3.5 In the event that Topos FFO grants any Member a Concurrent Use License, Topos FFO will, upon request, provide such Member with a written license consistent with the terms hereof, which shall (i) attach the applicable Notice of Prior Use as an exhibit to specify the Topos FFO IP covered by the Concurrent Use License, (ii) provide the license “as is”, with no representations or warranties, (iii) expressly state that the license is non-exclusive and perpetual, and may only be sub-licensed to Affiliates, and only transferred in connection with a merger or sale of all or substantially all assets of the licensee following which the licensee does not continue to conduct any meaningful business (iv) not survive the bankruptcy of the licensee or any event which would result in an involuntary transfer from licensee and (v) survive any transfer, involuntary or otherwise, by Topos FFO of the Claimed IP licensed thereby.

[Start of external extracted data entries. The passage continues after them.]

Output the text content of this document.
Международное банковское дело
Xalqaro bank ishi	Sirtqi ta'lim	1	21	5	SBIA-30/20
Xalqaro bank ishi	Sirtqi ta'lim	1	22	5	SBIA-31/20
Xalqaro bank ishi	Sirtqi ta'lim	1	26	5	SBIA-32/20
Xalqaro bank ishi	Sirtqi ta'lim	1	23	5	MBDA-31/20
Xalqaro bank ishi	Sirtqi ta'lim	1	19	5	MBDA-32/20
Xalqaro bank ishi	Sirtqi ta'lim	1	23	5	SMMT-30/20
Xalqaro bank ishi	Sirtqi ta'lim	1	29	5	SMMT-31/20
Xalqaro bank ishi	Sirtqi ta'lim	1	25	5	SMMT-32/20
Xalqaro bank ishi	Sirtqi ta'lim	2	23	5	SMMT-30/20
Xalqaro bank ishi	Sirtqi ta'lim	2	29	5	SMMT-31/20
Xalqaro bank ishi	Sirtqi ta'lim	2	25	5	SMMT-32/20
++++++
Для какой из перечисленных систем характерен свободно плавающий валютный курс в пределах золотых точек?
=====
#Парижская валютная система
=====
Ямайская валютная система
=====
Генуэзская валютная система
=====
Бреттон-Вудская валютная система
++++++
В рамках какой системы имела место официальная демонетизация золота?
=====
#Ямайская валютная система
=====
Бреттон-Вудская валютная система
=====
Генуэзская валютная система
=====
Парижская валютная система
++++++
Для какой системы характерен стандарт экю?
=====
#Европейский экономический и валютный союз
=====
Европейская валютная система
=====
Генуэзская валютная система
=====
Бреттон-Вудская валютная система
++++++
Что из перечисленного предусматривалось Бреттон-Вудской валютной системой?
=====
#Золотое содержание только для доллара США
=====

3.6 No Member makes any acknowledgement or agreement with respect to any Intellectual Property that is not Shared Topos FFO IP, other than that any Topos FFO IP that is Excluded Intellectual Property is solely the property of Topos FFO.
4.1 A signature delivered via facsimile, email, or attachment to email shall be equally as effective as an original signature delivered in-person, via mail, or via any other means.

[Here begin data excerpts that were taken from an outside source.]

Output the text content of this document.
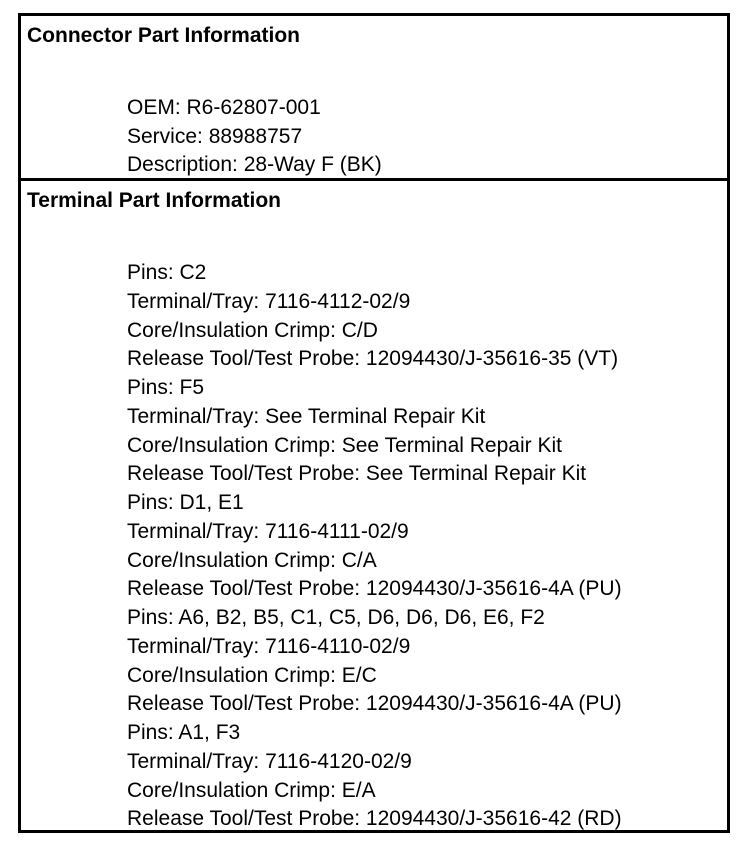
Connector Part Information
OEM: R6-62807-001
Service: 88988757
Description: 28-Way F (BK)
Terminal Part Information
Pins: C2
Terminal/Tray: 7116-4112-02/9
Core/Insulation Crimp: C/D
Release Tool/Test Probe: 12094430/J-35616-35 (VT)
Pins: F5
Terminal/Tray: See Terminal Repair Kit
Core/Insulation Crimp: See Terminal Repair Kit
Release Tool/Test Probe: See Terminal Repair Kit
Pins: D1, E1
Terminal/Tray: 7116-4111-02/9
Core/Insulation Crimp: C/A
Release Tool/Test Probe: 12094430/J-35616-4A (PU)
Pins: A6, B2, B5, C1, C5, D6, D6, D6, E6, F2
Terminal/Tray: 7116-4110-02/9
Core/Insulation Crimp: E/C
Release Tool/Test Probe: 12094430/J-35616-4A (PU)
Pins: A1, F3
Terminal/Tray: 7116-4120-02/9
Core/Insulation Crimp: E/A
Release Tool/Test Probe: 12094430/J-35616-42 (RD)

4.2 If a court of law holds any provision of this Acknowledgement to be illegal, invalid or unenforceable, (a) that provision will be deemed amended to achieve an economic effect that is as near as possible to that provided by the original provision and (b) the legality, validity and enforceability of the remaining provisions of this Acknowledgement will not be affected thereby.

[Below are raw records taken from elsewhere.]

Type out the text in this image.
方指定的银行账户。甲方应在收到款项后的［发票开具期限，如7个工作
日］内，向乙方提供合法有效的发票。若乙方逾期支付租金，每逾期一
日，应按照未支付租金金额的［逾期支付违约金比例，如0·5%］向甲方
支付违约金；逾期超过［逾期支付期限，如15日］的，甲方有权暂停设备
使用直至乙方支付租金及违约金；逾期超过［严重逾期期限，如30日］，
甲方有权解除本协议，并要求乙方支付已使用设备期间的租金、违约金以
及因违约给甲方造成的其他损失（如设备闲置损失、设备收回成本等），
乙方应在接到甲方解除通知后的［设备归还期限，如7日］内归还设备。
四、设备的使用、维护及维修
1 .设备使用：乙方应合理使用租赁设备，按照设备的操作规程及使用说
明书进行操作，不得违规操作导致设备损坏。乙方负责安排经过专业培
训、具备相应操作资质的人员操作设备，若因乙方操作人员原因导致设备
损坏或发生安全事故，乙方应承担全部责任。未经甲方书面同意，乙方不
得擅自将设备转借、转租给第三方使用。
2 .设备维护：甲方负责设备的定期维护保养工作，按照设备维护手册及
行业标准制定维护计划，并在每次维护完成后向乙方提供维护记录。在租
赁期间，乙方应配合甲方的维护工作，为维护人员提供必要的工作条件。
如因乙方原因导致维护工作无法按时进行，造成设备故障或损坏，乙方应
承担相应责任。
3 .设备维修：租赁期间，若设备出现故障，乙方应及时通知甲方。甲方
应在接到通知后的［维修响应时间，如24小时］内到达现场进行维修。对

4.3 This Acknowledgement shall be interpreted, enforced governed and construed in all respects in accordance with the laws of the State of California as they apply to a contract executed in such state . Any controversy or claim arising out of or relating to this Acknowledgement or the validity, construction or performance of this Acknowledgement or the breach thereof, shall be resolved by arbitration at the city of Newport Beach, California, according to the rules and procedures of the American Arbitration Association (“AAA Rules and Procedures”), as they may be amended, using a single arbiter and expedited procedures, regardless of the amount in dispute. AAA Rules and Procedures are incorporated herein and made a part of this Acknowledgement by reference. The parties hereto agree to accept service of process in accordance with AAA Rules and Procedures, and hereby waive any right as to personal jurisdiction or venue, and any right to a jury trial. The prevailing party shall be entitled to reimbursement from the other party of all costs of the arbitration (or any other legal action), including but not limited to filing fees and expenses, arbitrator fees and expenses, witness fees and expenses, and reasonable attorneys fees and expenses. In the case of Firm representing itself, such attorneys’ fees and expenses shall be computed at Firm’s regular rates. THE PARTIES HERETO UNDERSTAND THAT, ABSENT THIS ACKNOWLEDGEMENT, THEY WOULD HAVE THE RIGHT TO SUE EACH OTHER IN COURT, AND THE RIGHT TO A JURY TRIAL, BUT, BY THIS ACKNOWLEDGEMENT, EXPRESSLY WAIVE THAT RIGHT AND AGREE TO RESOLVE ANY AND ALL GRIEVANCES BY ARBITRATION.
IN WITNESS WHEREOF, the parties have caused this Acknowledgement to be executed by their duly authorized representatives on the date and year first above written.